Bankalar tarafından reklam edilen kredi çeşitlerine baktığımızda; geleneksel bayram kredisi, tatil kredisi, ev kredisi, araba kredisi, okul kredisi, ihtiyaç kredisi vb. kredi çeşitleri gerçek ihtiyaçtan çok, oluşturulmuş suni bir ihtiyaçtır. Yaz gelince tatile çıkmak için bankadan kredi alıp gelecek tatile kadar onu ödemek zorunda kalmak, cep telefonun modelini yükseltmek için alınan taksitli telefonun taksit bitimine kadar yeni modelinin çıkarak onu almak zorunda bırakılmış olmamız, ihtiyacımız olmadığı halde bizlere "zorunlu ihtiyaç" olarak empoze edilen birçok gereksiz şeyleri almak için çalışan insanlar, kapitalist sistemin içinde sadece bir tüketici olarak görülmektedir.

Kişiler ihtiyaçlarını bütçelerine göre ayarlamak veya biriktirerek almak yerine, taksitli veya kredi alarak temin etmek ve daha sonra bunları ödemek yoluna gitmektedirler. Taksitli satışlarda veya kredilerde alınan malın veya paranın fazlalık olarak geri ödenen kısmı faizi oluşturmakta olup, bu faiz Allah(c.c) tarafından haram kılınmıştır.

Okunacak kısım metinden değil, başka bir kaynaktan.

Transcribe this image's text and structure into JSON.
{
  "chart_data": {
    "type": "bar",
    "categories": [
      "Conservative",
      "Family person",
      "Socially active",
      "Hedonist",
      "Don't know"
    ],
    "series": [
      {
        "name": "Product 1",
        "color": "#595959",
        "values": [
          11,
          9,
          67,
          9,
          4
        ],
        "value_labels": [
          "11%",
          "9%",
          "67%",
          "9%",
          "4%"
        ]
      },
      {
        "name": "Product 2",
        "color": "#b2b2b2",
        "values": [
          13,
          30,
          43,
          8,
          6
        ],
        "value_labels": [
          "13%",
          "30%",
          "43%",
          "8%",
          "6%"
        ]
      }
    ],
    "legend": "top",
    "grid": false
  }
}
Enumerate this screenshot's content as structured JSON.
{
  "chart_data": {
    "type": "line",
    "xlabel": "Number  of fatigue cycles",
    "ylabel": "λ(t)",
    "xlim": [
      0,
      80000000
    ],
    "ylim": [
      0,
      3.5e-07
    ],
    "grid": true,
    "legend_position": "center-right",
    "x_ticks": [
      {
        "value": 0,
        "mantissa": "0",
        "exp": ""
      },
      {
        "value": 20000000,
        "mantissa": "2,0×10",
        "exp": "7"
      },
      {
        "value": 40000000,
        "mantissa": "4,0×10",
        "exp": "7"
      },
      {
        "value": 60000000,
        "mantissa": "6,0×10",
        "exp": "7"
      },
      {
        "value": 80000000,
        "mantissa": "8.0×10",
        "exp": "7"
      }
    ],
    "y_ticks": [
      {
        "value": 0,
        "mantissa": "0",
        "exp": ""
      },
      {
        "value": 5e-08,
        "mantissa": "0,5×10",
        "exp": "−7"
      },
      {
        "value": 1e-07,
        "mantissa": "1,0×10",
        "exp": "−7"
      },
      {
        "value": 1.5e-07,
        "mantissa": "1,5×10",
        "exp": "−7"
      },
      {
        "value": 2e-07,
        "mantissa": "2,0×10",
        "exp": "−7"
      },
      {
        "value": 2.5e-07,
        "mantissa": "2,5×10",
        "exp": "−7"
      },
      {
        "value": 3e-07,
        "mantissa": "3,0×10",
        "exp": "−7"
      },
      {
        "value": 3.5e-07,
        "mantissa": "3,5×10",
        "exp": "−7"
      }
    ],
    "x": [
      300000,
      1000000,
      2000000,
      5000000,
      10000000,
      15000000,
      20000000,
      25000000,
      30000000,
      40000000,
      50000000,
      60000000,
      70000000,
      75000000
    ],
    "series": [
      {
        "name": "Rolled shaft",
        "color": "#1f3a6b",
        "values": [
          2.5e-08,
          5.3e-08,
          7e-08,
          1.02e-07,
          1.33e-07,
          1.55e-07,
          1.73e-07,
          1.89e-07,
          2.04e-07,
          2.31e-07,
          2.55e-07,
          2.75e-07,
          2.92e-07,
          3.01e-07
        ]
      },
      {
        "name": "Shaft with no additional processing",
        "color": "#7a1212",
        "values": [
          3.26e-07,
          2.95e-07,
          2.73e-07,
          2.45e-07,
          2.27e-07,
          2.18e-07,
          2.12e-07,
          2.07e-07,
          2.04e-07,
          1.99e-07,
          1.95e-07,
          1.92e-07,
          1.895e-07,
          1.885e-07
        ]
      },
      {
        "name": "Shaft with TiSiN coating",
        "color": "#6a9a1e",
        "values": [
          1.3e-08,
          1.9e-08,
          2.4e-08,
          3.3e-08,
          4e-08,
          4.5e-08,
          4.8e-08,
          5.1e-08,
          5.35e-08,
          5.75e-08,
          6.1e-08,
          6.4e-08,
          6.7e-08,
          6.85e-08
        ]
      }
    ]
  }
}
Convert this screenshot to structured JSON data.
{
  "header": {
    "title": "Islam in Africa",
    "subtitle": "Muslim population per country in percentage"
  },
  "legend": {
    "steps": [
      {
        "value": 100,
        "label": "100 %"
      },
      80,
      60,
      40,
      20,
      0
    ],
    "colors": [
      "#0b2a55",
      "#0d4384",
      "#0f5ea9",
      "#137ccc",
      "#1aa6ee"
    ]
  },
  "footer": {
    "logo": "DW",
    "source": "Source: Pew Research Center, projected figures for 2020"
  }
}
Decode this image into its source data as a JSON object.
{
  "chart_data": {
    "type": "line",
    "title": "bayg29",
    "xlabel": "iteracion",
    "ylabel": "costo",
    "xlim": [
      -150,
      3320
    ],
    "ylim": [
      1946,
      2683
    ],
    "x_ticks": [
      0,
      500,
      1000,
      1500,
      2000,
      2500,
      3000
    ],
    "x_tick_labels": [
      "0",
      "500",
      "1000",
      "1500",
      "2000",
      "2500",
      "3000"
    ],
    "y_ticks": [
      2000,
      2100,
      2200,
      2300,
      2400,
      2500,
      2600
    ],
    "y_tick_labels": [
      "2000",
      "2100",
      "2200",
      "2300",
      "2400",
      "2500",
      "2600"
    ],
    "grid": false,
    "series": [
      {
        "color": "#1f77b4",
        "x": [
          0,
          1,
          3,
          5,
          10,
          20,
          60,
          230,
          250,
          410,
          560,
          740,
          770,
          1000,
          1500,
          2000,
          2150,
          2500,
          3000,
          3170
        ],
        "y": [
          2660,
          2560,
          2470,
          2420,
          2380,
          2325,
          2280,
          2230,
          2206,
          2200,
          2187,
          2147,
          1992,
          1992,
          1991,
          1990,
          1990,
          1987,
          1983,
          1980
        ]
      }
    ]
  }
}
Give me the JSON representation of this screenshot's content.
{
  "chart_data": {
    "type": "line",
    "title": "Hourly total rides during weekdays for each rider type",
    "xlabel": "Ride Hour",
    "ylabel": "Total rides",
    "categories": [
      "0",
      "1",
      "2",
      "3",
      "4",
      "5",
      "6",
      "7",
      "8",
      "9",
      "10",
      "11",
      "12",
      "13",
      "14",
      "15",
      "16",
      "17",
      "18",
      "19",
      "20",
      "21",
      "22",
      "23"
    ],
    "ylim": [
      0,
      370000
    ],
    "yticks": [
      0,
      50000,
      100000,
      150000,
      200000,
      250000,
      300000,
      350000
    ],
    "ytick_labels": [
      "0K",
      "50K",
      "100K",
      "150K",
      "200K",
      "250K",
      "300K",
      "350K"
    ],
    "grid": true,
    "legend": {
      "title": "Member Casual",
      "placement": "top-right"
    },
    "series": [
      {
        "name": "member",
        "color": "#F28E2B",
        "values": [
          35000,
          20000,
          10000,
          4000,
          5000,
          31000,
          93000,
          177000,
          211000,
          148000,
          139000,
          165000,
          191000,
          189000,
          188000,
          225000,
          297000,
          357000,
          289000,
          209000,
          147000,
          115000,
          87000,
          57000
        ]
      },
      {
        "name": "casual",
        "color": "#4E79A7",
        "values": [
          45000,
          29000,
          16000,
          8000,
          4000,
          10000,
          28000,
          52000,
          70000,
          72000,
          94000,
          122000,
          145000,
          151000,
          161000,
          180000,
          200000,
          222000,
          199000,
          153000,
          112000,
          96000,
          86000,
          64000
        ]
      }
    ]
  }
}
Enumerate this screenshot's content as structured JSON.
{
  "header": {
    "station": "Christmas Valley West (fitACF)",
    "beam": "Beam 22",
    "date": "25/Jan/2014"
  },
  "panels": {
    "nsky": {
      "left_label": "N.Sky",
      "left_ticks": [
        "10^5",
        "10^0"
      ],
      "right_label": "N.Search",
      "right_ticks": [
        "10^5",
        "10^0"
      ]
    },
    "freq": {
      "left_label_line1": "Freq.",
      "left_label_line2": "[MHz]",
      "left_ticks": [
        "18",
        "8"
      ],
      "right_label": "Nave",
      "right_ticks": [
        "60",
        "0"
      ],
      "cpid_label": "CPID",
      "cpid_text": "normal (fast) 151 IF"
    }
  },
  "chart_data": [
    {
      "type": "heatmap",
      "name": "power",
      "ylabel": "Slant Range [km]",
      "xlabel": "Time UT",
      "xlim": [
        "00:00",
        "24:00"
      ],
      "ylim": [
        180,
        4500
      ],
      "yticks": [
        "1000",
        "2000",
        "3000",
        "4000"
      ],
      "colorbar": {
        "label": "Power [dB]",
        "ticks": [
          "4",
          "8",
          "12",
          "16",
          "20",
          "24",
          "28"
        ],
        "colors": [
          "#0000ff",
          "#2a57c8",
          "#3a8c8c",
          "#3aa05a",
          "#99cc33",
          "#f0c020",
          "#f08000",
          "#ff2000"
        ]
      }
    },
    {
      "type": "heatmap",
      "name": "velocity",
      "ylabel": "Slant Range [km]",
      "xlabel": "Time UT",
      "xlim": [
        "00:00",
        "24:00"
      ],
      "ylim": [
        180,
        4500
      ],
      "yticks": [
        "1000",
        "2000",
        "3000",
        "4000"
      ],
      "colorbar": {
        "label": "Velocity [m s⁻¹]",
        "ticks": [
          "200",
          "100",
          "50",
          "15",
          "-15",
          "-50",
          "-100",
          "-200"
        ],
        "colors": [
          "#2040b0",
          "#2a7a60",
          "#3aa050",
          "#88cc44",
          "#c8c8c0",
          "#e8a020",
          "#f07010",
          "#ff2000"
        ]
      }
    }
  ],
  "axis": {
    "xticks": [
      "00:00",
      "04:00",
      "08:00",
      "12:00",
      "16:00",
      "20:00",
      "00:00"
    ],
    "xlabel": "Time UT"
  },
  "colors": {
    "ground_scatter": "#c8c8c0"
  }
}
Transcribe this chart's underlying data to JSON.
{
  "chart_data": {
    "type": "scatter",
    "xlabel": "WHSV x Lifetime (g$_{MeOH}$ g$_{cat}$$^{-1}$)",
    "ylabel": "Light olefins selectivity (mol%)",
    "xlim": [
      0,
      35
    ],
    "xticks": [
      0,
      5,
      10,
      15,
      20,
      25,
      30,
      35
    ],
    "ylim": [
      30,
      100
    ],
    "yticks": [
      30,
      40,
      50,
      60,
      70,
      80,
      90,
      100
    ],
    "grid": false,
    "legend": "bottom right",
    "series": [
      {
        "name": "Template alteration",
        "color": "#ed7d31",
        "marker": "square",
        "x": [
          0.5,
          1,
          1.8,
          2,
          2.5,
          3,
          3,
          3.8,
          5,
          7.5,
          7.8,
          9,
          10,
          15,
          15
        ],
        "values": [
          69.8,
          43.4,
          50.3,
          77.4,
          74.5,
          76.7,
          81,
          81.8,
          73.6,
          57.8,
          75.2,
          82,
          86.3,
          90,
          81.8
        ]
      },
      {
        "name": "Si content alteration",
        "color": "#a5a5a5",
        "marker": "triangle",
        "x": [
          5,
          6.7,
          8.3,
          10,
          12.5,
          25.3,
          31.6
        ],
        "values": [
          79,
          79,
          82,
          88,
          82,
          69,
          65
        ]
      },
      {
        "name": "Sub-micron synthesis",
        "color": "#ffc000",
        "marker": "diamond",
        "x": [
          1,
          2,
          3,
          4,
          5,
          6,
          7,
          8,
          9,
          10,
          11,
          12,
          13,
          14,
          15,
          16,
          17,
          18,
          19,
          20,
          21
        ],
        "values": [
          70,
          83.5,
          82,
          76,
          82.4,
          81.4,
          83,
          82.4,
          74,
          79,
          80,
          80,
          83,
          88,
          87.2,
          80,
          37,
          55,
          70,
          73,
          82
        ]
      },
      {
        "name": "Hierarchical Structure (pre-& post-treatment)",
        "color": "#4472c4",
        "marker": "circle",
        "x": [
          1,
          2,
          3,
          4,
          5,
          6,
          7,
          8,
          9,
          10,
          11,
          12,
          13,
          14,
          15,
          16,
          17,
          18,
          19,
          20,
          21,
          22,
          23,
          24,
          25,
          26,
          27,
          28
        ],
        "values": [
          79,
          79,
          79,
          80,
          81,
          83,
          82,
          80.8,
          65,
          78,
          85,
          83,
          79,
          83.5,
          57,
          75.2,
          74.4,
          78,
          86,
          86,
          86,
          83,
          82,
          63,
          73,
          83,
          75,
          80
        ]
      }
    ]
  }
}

İşin sorun oluşturan kısmı burası olup, içinde bulunduğumuz ekonomik sistemde böyle fazlalığın alınmama imkanı bulunmamaktadır. Bu konuda duyarlı olan bazı Müslümanlar yapılan işin haram olup olmadığı noktasında tereddütte kalmakta ve bazılarımız böyle bir sistemin haram olmaması gerektiğini savunmaktadır.

Bu ihtiyaçları temin etmek için bankalardan alınan kredilerin İslami açıdan hükmü tartışılmakta olup, bir kısım tarafından bu tür işlemlerin Kur'an'ın haram ettiği "riba" ile alakası olmadığı, bunun adının "faiz" veya "vade farkı " olduğu, bu tür alışverişlerin haram kapsamına girmediği veya girmemesi gerektiği savunulmaktadır. Gerekçe olarak; yaşadığımız dünyada böyle bir işlemden artık kurtulmanın mümkün olmadığı, hatta zorunlu olduğu, dolayısı ile buna haram demenin yanlış olduğu öne sürülmektedir. Kur'an'ın haram kıldığı "riba"nın tefeci faizi olan kat kat artırılmış faiz olduğu, makul ölçülerde olan faizin haram olmadığı düşüncesi yine ortaya atılan düşünceler arasındadır.

Bu düşüncelerin; evlenemeyen insanların zina yapmalarının gayet normal, hatta mecbur olmasını iddia etmekten bir farkının olmadığını düşünmekteyiz. Hayatımızı Allah(c.c)'ye göre değil, yaşadığımız şartlara göre uydurmak gibi bir düşüncenin ürünü olan faizin haram olmaması gerektiği düşüncesine, Kur'an'dan delil arayarak yasağı ihlal etmeye çalışmak ayrı bir hata olarak karşımıza çıkmaktadır.

Yaşadığımız zaman içinde karşımızdaki en önemli sorun; faiz gibi yasaklanmış birçok işlemin toplum içinde hayatın ayrılmaz bir parçası haline gelmiş olmasıdır. Bu durum bizleri bu gibi günahlardan kaçınacak tedbirler almak yerine, bunları delme girişimlerine yani KİTABA DEĞİL KİTABINA UYDURMA işlemleri içine girmeye sokmuştur.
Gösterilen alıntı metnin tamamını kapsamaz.